The lipid peroxidation imaging using C11-BODIPY(581-591) fluorescent stain were taken on a BioRad confocal microscope using the methods described elsewhere [30]. The assay for intracellular ROS involved culturing the isolated AM with nanoparticles in the Gemini plate reader warmed to 37°C. Dihydroethidium (DHE) was added prior to the start of the experiment and kinetic readings were taken throughout the 2-hour culture at 518 nm excitation and 605 nm emission wavelengths.

In vivo experiments

Male C57BL/6J mice (2 months old) were obtained from Jackson Laboratories and were housed in controlled environmental conditions (22 ± 2°C; 30-40% humidity, 12-hour light: 12-hour dark cycle) and provided food and water ad libitum. All procedures were performed under protocols approved by the IACUC of CDC-NIOSH. The NIOSH animal program is accredited by the Association for Assessment and Accreditation of Laboratory Animal Care International. Nanospheres and nanobelts were suspended in dispersion medium (DM), which is PBS containing 0.6 mg/ml mouse serum albumin and 0.01 mg/ml 1,2-dipalmitoyl-sn-glycero-3-phosphocholine).

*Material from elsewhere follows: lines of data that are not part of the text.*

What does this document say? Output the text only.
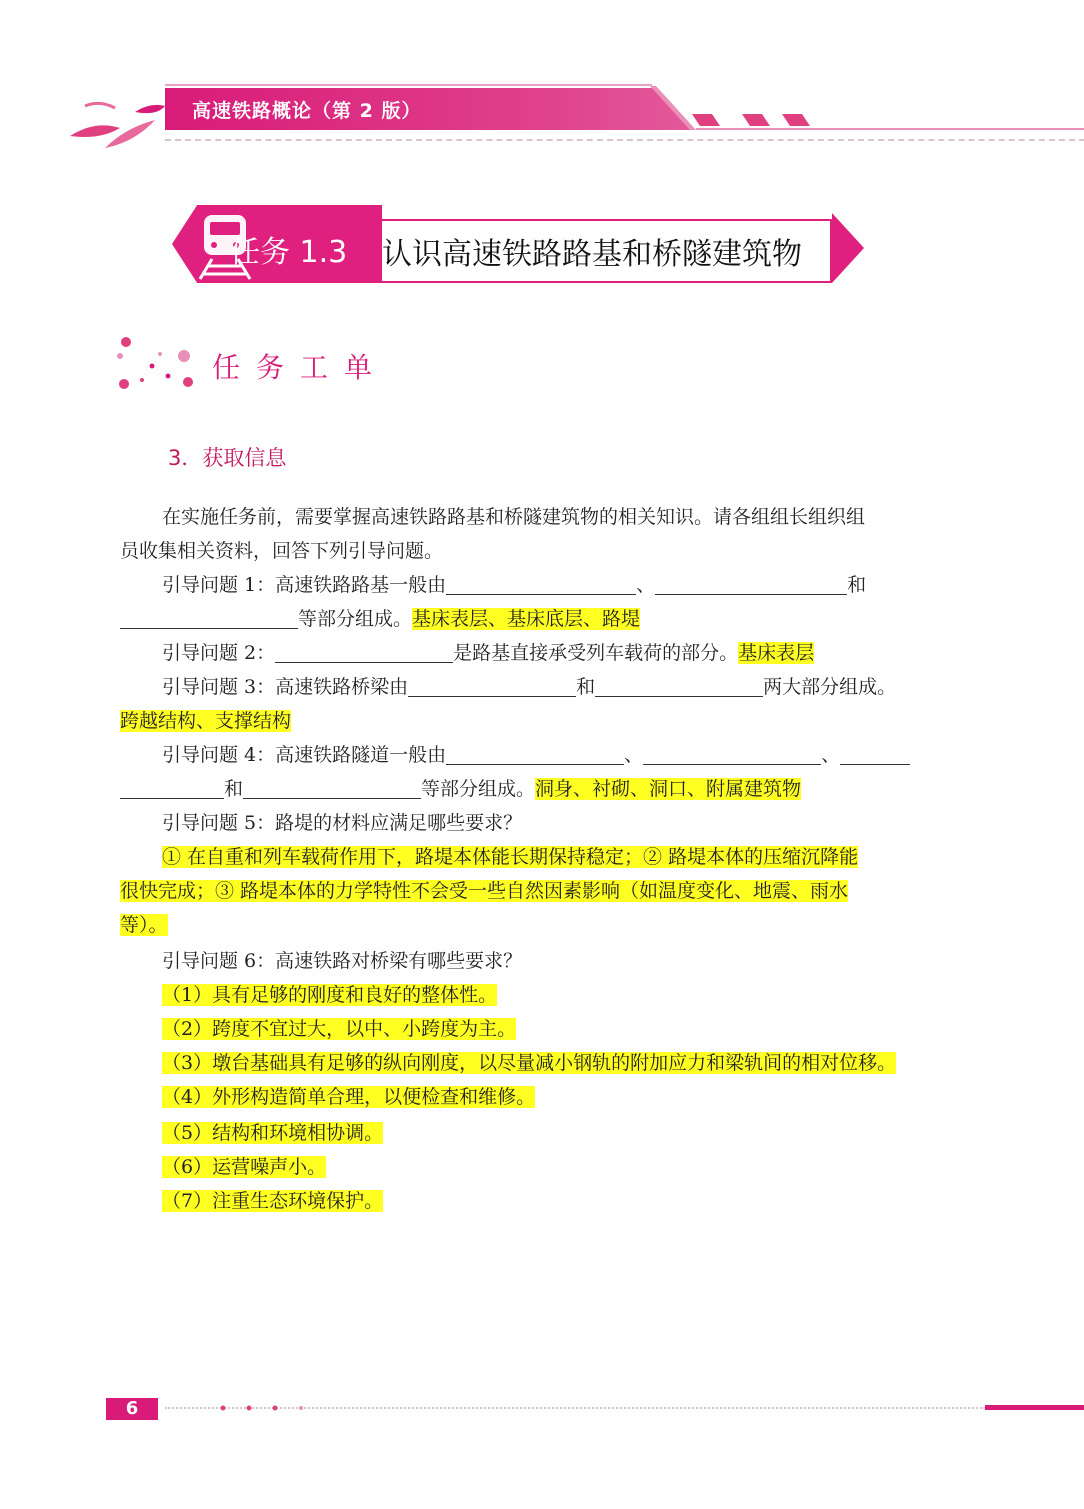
高速铁路概论（第 2 版）
任务 1.3 认识高速铁路路基和桥隧建筑物
任务工单
3．获取信息
在实施任务前，需要掌握高速铁路路基和桥隧建筑物的相关知识。请各组组长组织组
员收集相关资料，回答下列引导问题。
引导问题 1：高速铁路路基一般由	、	和
等部分组成。基床表层、基床底层、路堤
引导问题 2：	是路基直接承受列车载荷的部分。基床表层
引导问题 3：高速铁路桥梁由	和	两大部分组成。
跨越结构、支撑结构
引导问题 4：高速铁路隧道一般由	、	、
和	等部分组成。洞身、衬砌、洞口、附属建筑物
引导问题 5：路堤的材料应满足哪些要求？
① 在自重和列车载荷作用下，路堤本体能长期保持稳定；② 路堤本体的压缩沉降能
很快完成；③ 路堤本体的力学特性不会受一些自然因素影响（如温度变化、地震、雨水
等）。
引导问题 6：高速铁路对桥梁有哪些要求？
（1）具有足够的刚度和良好的整体性。
（2）跨度不宜过大，以中、小跨度为主。
（3）墩台基础具有足够的纵向刚度，以尽量减小钢轨的附加应力和梁轨间的相对位移。
（4）外形构造简单合理，以便检查和维修。
（5）结构和环境相协调。
（6）运营噪声小。
（7）注重生态环境保护。
6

Nanospheres were sonicated for 15 minutes (5 W output) and nanobelts were mechanically stirred for 3 hours prior to exposure. Mice were exposed to nanoparticles by pharyngeal aspiration. Mice were euthanized by sodium pentobarbital (Euthasol™), and a tracheal cannula was inserted. Lung lavages were performed using ice-cold PBS (pH 7.4) containing 5.5 mM D-glucose. Lung lavage fluid was isolated by centrifugation (650 × g, 5 minutes, 4°C) and stored at -20°C until the assays were conducted.

Statistical Analyses

Statistical analyses involved comparison of means using a one or two-way ANOVA followed by Bonferroni's test to compensate for increased type I error. Statistical significance is a probability of type I error at less than 5% (P < 0.05). The minimum number of experimental replications was 3.